Across the sectors, non-mining investment fell by 8.0% in Q2 — its 6th straight quarterly decline — to $17.7bn (-17.3%yr). Within this, services industries contracted by 8.4% to $15.5bn and manufacturing weakned by 4.5% to $2.2bn (-7.0%yr). After lifting by 4.4% in the March quarter, mining capex eased by 1.2% in Q2 to $8.4bn (3.9%yr), but the sector posted its first year to year rise in investment spending in 7 years. 

Firms' 3rd estimate of total capex plans for 2020/21 was nominated at $98.6bn, which on a like for like basis with 2019/20 pointed to a fall in investment spending of 12.6% over the year. The impact, though, was uneven with the non-mining sector taking the full brunt (-19.4% year to year) as investment in the mining sector was projected to hold steady (0.6% year to year).

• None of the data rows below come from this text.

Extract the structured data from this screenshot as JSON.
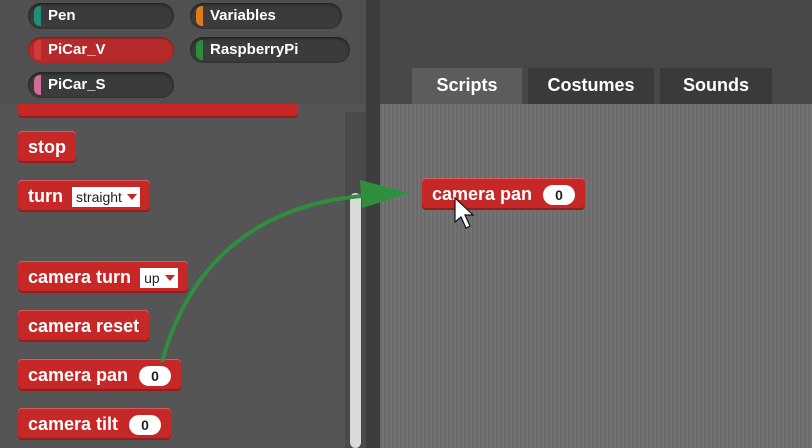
{
  "categories": [
    {
      "label": "Pen",
      "swatch": "#1f8f7a",
      "selected": false
    },
    {
      "label": "Variables",
      "swatch": "#e07a1a",
      "selected": false
    },
    {
      "label": "PiCar_V",
      "swatch": "#d43a3a",
      "selected": true
    },
    {
      "label": "RaspberryPi",
      "swatch": "#2e8b3a",
      "selected": false
    },
    {
      "label": "PiCar_S",
      "swatch": "#d46a9a",
      "selected": false
    }
  ],
  "palette": {
    "stop": "stop",
    "turn": "turn",
    "turn_option": "straight",
    "camera_turn": "camera turn",
    "camera_turn_option": "up",
    "camera_reset": "camera reset",
    "camera_pan": "camera pan",
    "camera_pan_value": "0",
    "camera_tilt": "camera tilt",
    "camera_tilt_value": "0"
  },
  "tabs": [
    "Scripts",
    "Costumes",
    "Sounds"
  ],
  "script": {
    "block_label": "camera pan",
    "block_value": "0"
  },
  "colors": {
    "block": "#c62828",
    "arrow": "#2f8f3f"
  }
}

A full review of Q2's report is available here.    


Market expectations Capital Expenditure

For today's report, the median estimate is for capex to have contracted by a further 1.5% in the September quarter, with the range of estimates between -6.0% to 1.7%. On the invetment intentions component, no median estimate is put forward but there may be some revision to the upside for the 4th estimate of plans for 2020/21 with significant progress being made in containing the pandemic, a less pessimistic economic outlook than earlier feared and given the incentives in the recent Federal Budget around the expansion to instant asset write-offs. 

What to watch Capital Expenditure


The capex intentions component is where most of the interest in today's report will be focused on. In last week's ABS Business Impacts of Covid-19 Survey, there were some signs that the incentives in the Federal Budget were having a positive influence on firms' near-term capex plans, though concerns around economic outlook and uncertainty over the demand profile for their goods and services were higher-order considerations.